Obtain element boundary forces in Finite Element Method Suppose that we have a rectangular domain discretized using 16 voxels (4x4 voxels) and I apply a Finite Element Analysis with arbitrary boundary conditions in the domain. As a result, I obtain the nodal displacements of every node in the domain; with those displacements it is possible to calculate the nodal forces in every node in the domain.
My question is: Is it possible to calculate, with those same nodal displacements (or forces) the forces that are applied on the boundary of the $i$th-voxel (element)? 
 A: The basic problem is that there are patterns of distributed loading around the circumference of the element which are self-equilibrating, in the sense that they produce nodal forces of zero.
For a particular element type (especially if it has simple geometry like a rectangle) you might be able to define some general form of load distribution around the element which avoids self-equilibrating load patterns, and then match it to the nodal forces.
Another approach is to use the element stresses, but since the stress field has a higher order of accuracy at some "special" points inside the element (depending on the element formulation) just finding the strains from the element shape functions at a point on the boundary, and then finding the stresses, may not give good results. In particular, the stresses along the boundaries of two adjacent elements will NOT be equal if you calculate them in that way.

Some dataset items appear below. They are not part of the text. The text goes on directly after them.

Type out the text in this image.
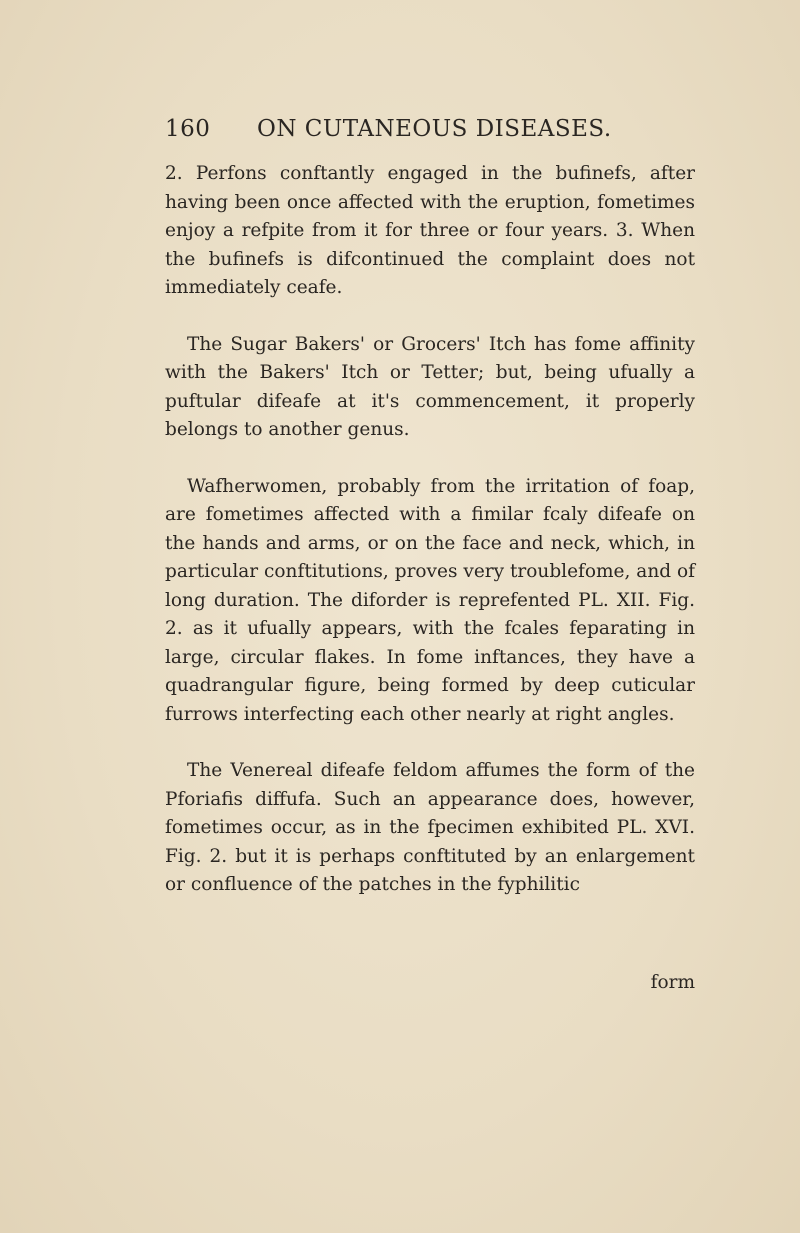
160 ON CUTANEOUS DISEASES.

2. Perfons conftantly engaged in the bufinefs, after having been once affected with the eruption, fometimes enjoy a refpite from it for three or four years. 3. When the bufinefs is difcontinued the complaint does not immediately ceafe.

The Sugar Bakers' or Grocers' Itch has fome affinity with the Bakers' Itch or Tetter; but, being ufually a puftular difeafe at it's commencement, it properly belongs to another genus.

Wafherwomen, probably from the irritation of foap, are fometimes affected with a fimilar fcaly difeafe on the hands and arms, or on the face and neck, which, in particular conftitutions, proves very troublefome, and of long duration. The diforder is reprefented PL. XII. Fig. 2. as it ufually appears, with the fcales feparating in large, circular flakes. In fome inftances, they have a quadrangular figure, being formed by deep cuticular furrows interfecting each other nearly at right angles.

The Venereal difeafe feldom affumes the form of the Pforiafis diffufa. Such an appearance does, however, fometimes occur, as in the fpecimen exhibited PL. XVI. Fig. 2. but it is perhaps conftituted by an enlargement or confluence of the patches in the fyphilitic

form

Commercial FE post processors usually do some sort of ad hoc interpolation between the stresses at the "high accuracy" internal points in the elements to produce nice looking plots. If you use that idea and then interrogate the plotted data to get what you want, bear in mind that the results will probably not be consistent with the underlying FE formulation for any well-defined meaning of "consistent" - though of course they are usually good enough to use to make engineering decisions.
Yet another idea would be to use a so-called "stress based" FE formulation where the fundamental variables in the model are stresses, not displacements. There are also hybrid formulations where the variables are a mix of stresses and displacements. Those formulatons may give you consistent stresses across element boundaries, and you could then calculate the edge loads directly from the stress field. 
However that path may lead you into doing research into the FE method itself, rather than using it as a tool to do something else! Mainstream FE continuum mechanics is almost entirely done using displacement formulations.